Training Courage

Yesterday evening 70 of us gathered at the church for the Mennonite Action Training Tour “To Build Our Courage.”  Notably, about half of the participants were from beyond the Columbus Mennonite community.  We started in the fellowship hall with a soup and bread meal, then moved to the sanctuary.  Our presenters were Mennonite Action staffer Lorren O and Germantown Mennonite Church pastor Jay B.

Some highlights:

Lorren highlighted Anabaptism’s 500 year Christian witness as a theological framing for noncooperation with state violence and a counter to Christian Nationalism and other theologies of supremacy.  We sang “My Soul Cries Out” and other hymns that embody these teachings.    

Authoritarianism follows a familiar script wherever it shows up such as silencing or criminalizing critics, giving license to lawbreaking, domestic deployment of the military, and law enforcement overreach.  We often conceive of power as a top down pyramid, but it more accurately functions like the image on the right – inherently unstable, relying on pillars of support to prop it up.

These pillars include labor and unions, media, universities, business, political parties, police, and religious organizations. When those pillars refuse to cooperate or remove their support, the system cannot stand.

Noncooperation and Mutual Aid are two strategies for confronting authoritarianism.  Noncooperation traditionally involves things like strikes, boycotts, school walkouts, and tax resistance but includes any form of expression that questions or counters the dominant narrative.  Mutual aid is a collective commitment making sure everyone has what they need, especially when government safety nets fail, or when someone is targeted with arrest or deportation, affecting a whole household or community.  I wrote about this a couple weeks ago

Gaining Allies is not impossible. 

Our trainers suggested that although a minority of people are active allies in upholding democratic institutions, so too with those actively opposed.  The key isn’t to focus on the vocal minority opposition, but to bring passive allies and even passive opposition further along in the practices of mutual aid and noncooperation with authoritarianism.

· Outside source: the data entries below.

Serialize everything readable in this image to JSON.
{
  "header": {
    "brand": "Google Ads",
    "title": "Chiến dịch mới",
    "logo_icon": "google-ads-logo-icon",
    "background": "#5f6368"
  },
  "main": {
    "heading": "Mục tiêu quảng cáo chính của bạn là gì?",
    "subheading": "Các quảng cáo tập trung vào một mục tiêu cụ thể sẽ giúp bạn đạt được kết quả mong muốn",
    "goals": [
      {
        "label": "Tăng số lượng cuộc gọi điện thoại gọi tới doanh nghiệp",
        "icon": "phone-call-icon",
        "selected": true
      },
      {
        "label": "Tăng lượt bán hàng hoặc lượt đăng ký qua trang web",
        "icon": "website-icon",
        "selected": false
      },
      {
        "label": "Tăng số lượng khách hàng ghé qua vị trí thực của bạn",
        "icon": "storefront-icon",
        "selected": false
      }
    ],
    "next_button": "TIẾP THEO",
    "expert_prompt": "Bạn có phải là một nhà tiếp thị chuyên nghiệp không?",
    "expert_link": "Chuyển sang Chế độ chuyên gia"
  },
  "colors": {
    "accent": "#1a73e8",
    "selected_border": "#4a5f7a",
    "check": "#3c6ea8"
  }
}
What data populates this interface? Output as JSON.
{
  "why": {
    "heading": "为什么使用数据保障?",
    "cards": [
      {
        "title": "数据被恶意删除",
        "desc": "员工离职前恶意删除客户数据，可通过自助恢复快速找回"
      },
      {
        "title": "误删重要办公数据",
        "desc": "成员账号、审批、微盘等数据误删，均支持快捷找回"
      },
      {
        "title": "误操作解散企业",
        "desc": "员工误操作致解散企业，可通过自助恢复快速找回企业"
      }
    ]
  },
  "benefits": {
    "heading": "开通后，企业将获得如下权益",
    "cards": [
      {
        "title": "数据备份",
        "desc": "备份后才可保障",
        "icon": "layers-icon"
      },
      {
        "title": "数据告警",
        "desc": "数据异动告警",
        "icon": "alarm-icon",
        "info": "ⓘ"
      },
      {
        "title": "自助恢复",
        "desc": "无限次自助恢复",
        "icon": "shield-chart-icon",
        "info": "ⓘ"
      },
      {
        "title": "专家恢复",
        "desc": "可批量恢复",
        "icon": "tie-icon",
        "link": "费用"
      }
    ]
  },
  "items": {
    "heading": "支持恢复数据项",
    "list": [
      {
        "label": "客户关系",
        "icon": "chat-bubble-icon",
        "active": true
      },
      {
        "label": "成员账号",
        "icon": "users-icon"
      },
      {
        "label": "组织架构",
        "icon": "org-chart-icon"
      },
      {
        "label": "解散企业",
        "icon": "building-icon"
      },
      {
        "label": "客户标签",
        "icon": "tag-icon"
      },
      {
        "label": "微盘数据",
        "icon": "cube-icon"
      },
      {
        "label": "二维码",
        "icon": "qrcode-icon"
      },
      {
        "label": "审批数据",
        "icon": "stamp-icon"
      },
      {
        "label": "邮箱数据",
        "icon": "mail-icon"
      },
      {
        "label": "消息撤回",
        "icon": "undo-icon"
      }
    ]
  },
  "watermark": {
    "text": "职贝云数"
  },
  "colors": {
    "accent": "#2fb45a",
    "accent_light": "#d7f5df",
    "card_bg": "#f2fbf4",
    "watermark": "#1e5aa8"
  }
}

We ended the evening with an everyone-in role-playing scenario in which a group of students are protesting outside of a county jail where fellow students have been detained due to immigration status.  A church group joins in support, with police, media, agitators, song leaders, de-escalators, food support, and spokespersons all converging on the scene.  It was a bit chaotic, by design.  But in playing our roles and debriefing on the experience we each gained some insight into how to be better prepared should we find ourselves in a similar setting.

Being in a room with like-minded folks, singing and building relationships, was a good in itself.  And I’m hopeful the evening will continue to bear fruit as we better organize ourselves to live out our faith in these times.